ASTROLOJİ
Evren içerisinde bir toz zerresinden bile milyonlarca kez küçük olan Dünya’nın bu durumu düşünülünce astrolojinin ucu bucağı görünmeyen bir derya deniz olduğunu kabul etmek gerekir. İlk insanlar nasıl gökyüzüne baktı ise günümüzde biz de hâlâ gökyüzüne bakıyoruz.
Kanun Var Nizam Var
Dünya için yerçekimi kanunu nasıl bizi etkiliyor ise, Dünya dışındaki nesnelerin de kendi çekim kuvvetleri ile diğer nesneleri etkilemesi o kadar doğal. Bu etkileşim sebebiyle en gözle görülen en bariz olay Ayın bizde oluşturduğu gelgitler. Bunun ötesinde diğer gezegenlerin çekimleri de farklı farklı zamanlarda Dünya’ya etkisi olacaktır. Üstelik bu durum Güneş Sisteminin devri alemi ile tekerrür edip duruyor.
İşte bu döngü yılın belli dönemleri için önceleri 12 şimdilerde de 13 iddia edilmek üzere farklı sembol ve isimlerle burçları ortaya çıkmış. Buraya kadar haydi tamam ama buradan sonrası her burç için yıldızların konumuna bakarak analiz çıkarmak ve bir de gelecek hakkında bir şeyler söylemek çok gerçekçi durmuyor.
Gelecekte Bir gün Gelecek
Yüzyıllardır insanların geleceği merak edip kahinlere, falcılara ve benzeri yollara başvurmaktan vazgeçmediği gibi halen de bu merak bitmemiştir.
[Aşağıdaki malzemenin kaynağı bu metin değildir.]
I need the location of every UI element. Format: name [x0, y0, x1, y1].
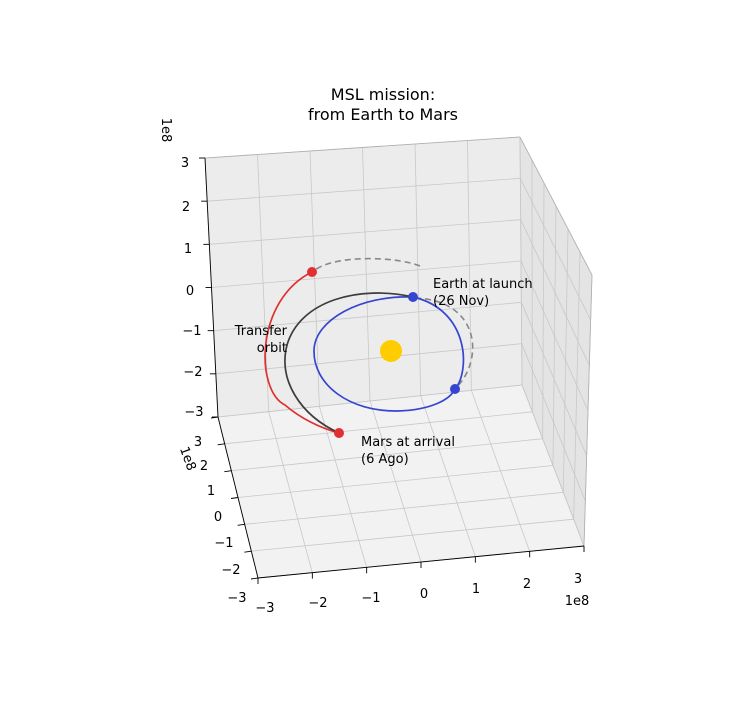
y-tick	[250, 577, 259, 580]
y-tick	[237, 523, 245, 526]
pane-edge	[204, 136, 521, 159]
sun-marker	[380, 340, 402, 362]
y-tick	[244, 550, 252, 553]
y-tick	[224, 470, 232, 473]
y-tick	[217, 443, 225, 446]
title-line-2: from Earth to Mars	[308, 105, 458, 124]
mars-orbit-dashed-line	[314, 257, 474, 390]
grid-line	[519, 178, 592, 321]
y-tick-label: 0	[214, 510, 222, 525]
orbit-lines	[264, 257, 474, 434]
z-tick-label: −3	[184, 405, 203, 420]
earth-annotation-line-2: (26 Nov)	[433, 294, 489, 309]
x-tick-labels: −3 −2 −1 0 1 2 3 1e8	[255, 572, 589, 616]
z-tick-label: 2	[182, 200, 190, 215]
grid-line	[521, 384, 585, 547]
axis-lines	[199, 136, 593, 584]
y-tick	[230, 497, 239, 499]
y-tick-label: 1	[207, 484, 215, 499]
pane-edge	[583, 274, 593, 547]
mars-annotation-line-1: Mars at arrival	[361, 435, 455, 450]
transfer-annotation-line-2: orbit	[257, 341, 287, 356]
pane-edge	[519, 136, 593, 276]
transfer-annotation-line-1: Transfer	[234, 324, 288, 339]
y-tick-label: 2	[200, 459, 208, 474]
z-offset-text: 1e8	[158, 118, 173, 143]
y-tick-label: −1	[214, 536, 233, 551]
y-tick-label: −3	[227, 591, 246, 606]
earth-orbit-line	[313, 296, 465, 412]
earth-position-marker	[450, 384, 460, 394]
x-tick-label: 1	[472, 582, 480, 597]
mars-arrival-marker	[334, 428, 344, 438]
z-tick-label: 3	[181, 156, 189, 171]
z-tick-label: 1	[184, 242, 192, 257]
transfer-orbit-front-line	[284, 292, 414, 434]
x-tick-label: −1	[361, 591, 380, 606]
earth-annotation-line-1: Earth at launch	[433, 277, 533, 292]
axes-panes	[204, 136, 593, 579]
earth-launch-marker	[408, 292, 418, 302]
x-tick-label: 0	[420, 587, 428, 602]
transfer-orbit-back-line	[264, 271, 340, 434]
y-tick-label: 3	[194, 435, 202, 450]
chart-title: MSL mission: from Earth to Mars	[308, 85, 458, 124]
annotations: Earth at launch (26 Nov) Transfer orbit …	[234, 277, 533, 467]
grid-line	[207, 177, 521, 202]
x-tick-label: 2	[523, 577, 531, 592]
z-tick-label: −2	[183, 365, 202, 380]
y-tick-label: −2	[221, 563, 240, 578]
title-line-1: MSL mission:	[331, 85, 435, 104]
orbit-markers	[307, 267, 460, 438]
x-offset-text: 1e8	[565, 594, 590, 609]
mars-start-marker	[307, 267, 317, 277]
z-tick-labels: −3 −2 −1 0 1 2 3 1e8	[158, 118, 204, 420]
x-tick-label: 3	[574, 572, 582, 587]
z-tick-label: −1	[182, 324, 201, 339]
grid-line	[519, 136, 523, 386]
x-tick-label: −2	[308, 596, 327, 611]
z-tick-label: 0	[186, 284, 194, 299]
x-tick-label: −3	[255, 601, 274, 616]
mars-annotation-line-2: (6 Ago)	[361, 452, 409, 467]
y-tick	[210, 416, 219, 419]
grid-line	[251, 518, 574, 552]
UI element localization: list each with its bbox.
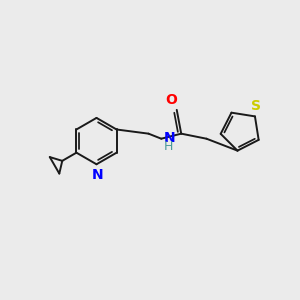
Text: H: H — [164, 140, 173, 153]
Text: S: S — [251, 99, 261, 113]
Text: N: N — [164, 130, 175, 145]
Text: N: N — [92, 168, 103, 182]
Text: O: O — [166, 93, 177, 107]
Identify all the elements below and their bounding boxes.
Hani ünlü bir söz vardır “Fala inanma falsız da kalma” işte bu ilgi astrolojinin gündemde kalmasını sağlıyor.
Dünya dışındaki evrenin incelenmesi yıldızların konumu, diğer gezegenler, kuyruklu yıldızlar ve asteroidler dibine kadar incelenmeli, her hareketleri kayıt altına alınmalı ve gözlemlenmelidir elbette, ancak burada hedef olsa olsa başka alemler, dışarıdan gelebilecek riskler ve yeni dünyalar keşfetmek olmalıdır.
İşte burada Astronomi devreye giriyor “gökbilim” olarak da biliniyor ve astroloji ile karıştırılıyor. Bütün gökcisimlerinin ve evrende dağılmış olan yıldızlar arası maddenin kökenini, evrimini, bileşimini, uzaklığını ve hareketini inceleyen astronominin bir diğer dalı astrofizik ise, gökcisimlerinin ve evreni oluşturan maddenin fiziksel ve kimyasal özelliklerini konu edinen bir dalıdır.
Yaklaşık sekiz milyar insanın gelecek aksiyonlarını sadece 12 veya 13 farklı zaman dönemine göre ayrı ayrı belirleyebilmek gerçekten büyük maharet(!) ister. Ancak toz zerresi kadar yerimizin bile olmadığı evrende tıpkı her insanın farklı parmak izi olması gibi yıldızların konumu da farklı farklı olacağından karakter ya da davranış analizine hiç itirazım yok. Ama Astrolojinin gelecekten haber verme beklentisi Dünya’nın ve sistemin döngüsüne göre tekrarlanacak olayları bilmek gibi bir matematiğe dayanmadığı sürece bir eğlence olmaktan öteye gidemeyecektir.